But Lane was no saint. He was a decent, sensitive man with a strong sense of ethics and responsibility. Yet he could hardly have maintained a close rapport with 200 boys without an easy manner and a spontaneous sense of humor. He was a leader, without personal ambition. He worked well with the young and the old, the highbrow and the low. He could, as he once said, “run with both the hounds and the foxes.”

Above all, however, he was a proud, vitaI man, able to husband his time with amazing facility. He had spent his first 57 years as prologue for the last 15. His “amateur” status was greatly jeopardized by the following accomplishments, sufficient to satisfy most highly professional scientists. Aside from the monumental trail, he was appointed curator of the B. J. Hales Museum of Natural History at the University of Brandon in 1971. He had worked fastidiously since 1964 to establish a new home for the museum, and publicized it widely through his talks and writings.

In 1967, while still railroading, he fulfilled a request to write “The Life History of the Baird Sparrow,” which was published a year later in A.C. Bent’s classic, Life Histories of Sparrows (and other species). Also in 1967, he became a member of the prestigious American Ornithologists’ Union when he read a requested paper on “Hybridism of Bluebirds” based upon his observations of the mating of Eastern and Mountain Bluebirds on his nesting box trail. This was indeed a pioneering effort, since it was the first conclusive evidence of hybridism among bluebird species. His research in this area led to the discovery of bluebirds at least occasionally performing acts of polygamy. The implications of these observations remain subjects for further study.
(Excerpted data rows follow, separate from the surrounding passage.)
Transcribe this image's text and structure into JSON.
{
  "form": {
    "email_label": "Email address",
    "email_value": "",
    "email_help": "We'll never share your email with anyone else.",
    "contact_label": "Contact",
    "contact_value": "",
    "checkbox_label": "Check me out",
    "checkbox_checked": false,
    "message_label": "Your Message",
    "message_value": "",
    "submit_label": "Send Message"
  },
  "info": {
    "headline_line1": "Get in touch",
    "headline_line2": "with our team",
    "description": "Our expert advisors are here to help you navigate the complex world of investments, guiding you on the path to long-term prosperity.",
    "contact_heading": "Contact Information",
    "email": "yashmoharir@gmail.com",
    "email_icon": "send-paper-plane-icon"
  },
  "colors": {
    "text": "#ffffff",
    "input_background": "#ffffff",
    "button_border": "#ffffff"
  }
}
In 1969 he received the Cliff Shaw Memorial Award for outstanding contributions to the journal, The Bluejay, published by the Saskatchewan Natural History Society.

In 1970 the Shikar Safari International Award was given to him as he was named The Conservationist of the Year.
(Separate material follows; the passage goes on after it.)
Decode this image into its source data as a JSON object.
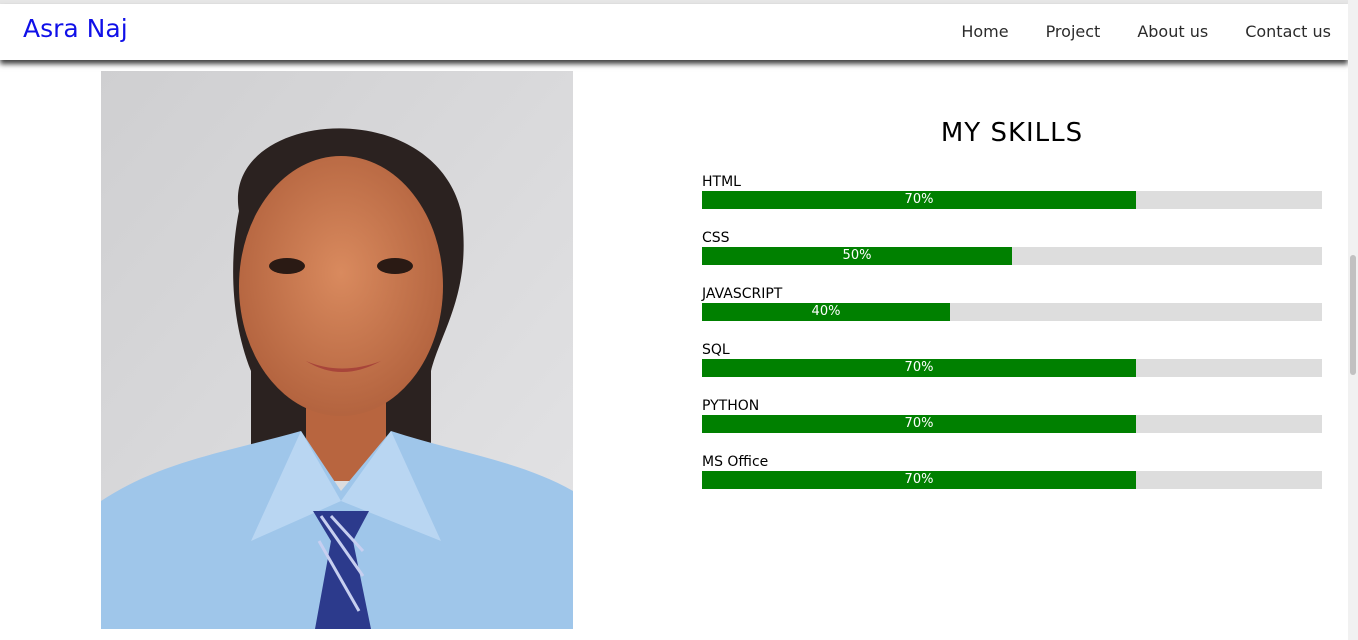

1971 was the year the accolades poured in. Aside from his appointment as museum curator, he was acclaimedConservationist of the Year by the Manitoba Wildlife Federation. He was also presented with the Gold Medal of the Manitoba Historical Society for hrs contributions to teaching young and old about birds, and for his projects related to saving birdlife. Then, Mr.Lane became Dr.Lane. The faculty of Brandon University bestowed an honorary Doctor of Laws degree upon him.

In 1972 he was presented with the Manitoba Golden Boy Good Citizenship Award by Lieutenant-Governor McKeague.

Dr. John Lane had many hobbies. He boasted of one of the finest stamp collections in Manitoba. He handcrafted exquisite jewelry from his collection of rough stone agate and petrified wood. His wife displays their treasury of antiques, especially the glass lamps and bottles which permeate her home today. He took thousands of photographs of the flora and fauna along his nesting box trails, using inexpensive equipment in highly innovative ways. Above all, he kept watching the birds. He became the first person to sight and give positive identification to a Cattle Egret in western Canada. Along with two Junior Birders, he was the first Manitoban to collect a specimen of the Varied Thrush, normally a resident of the West Coast.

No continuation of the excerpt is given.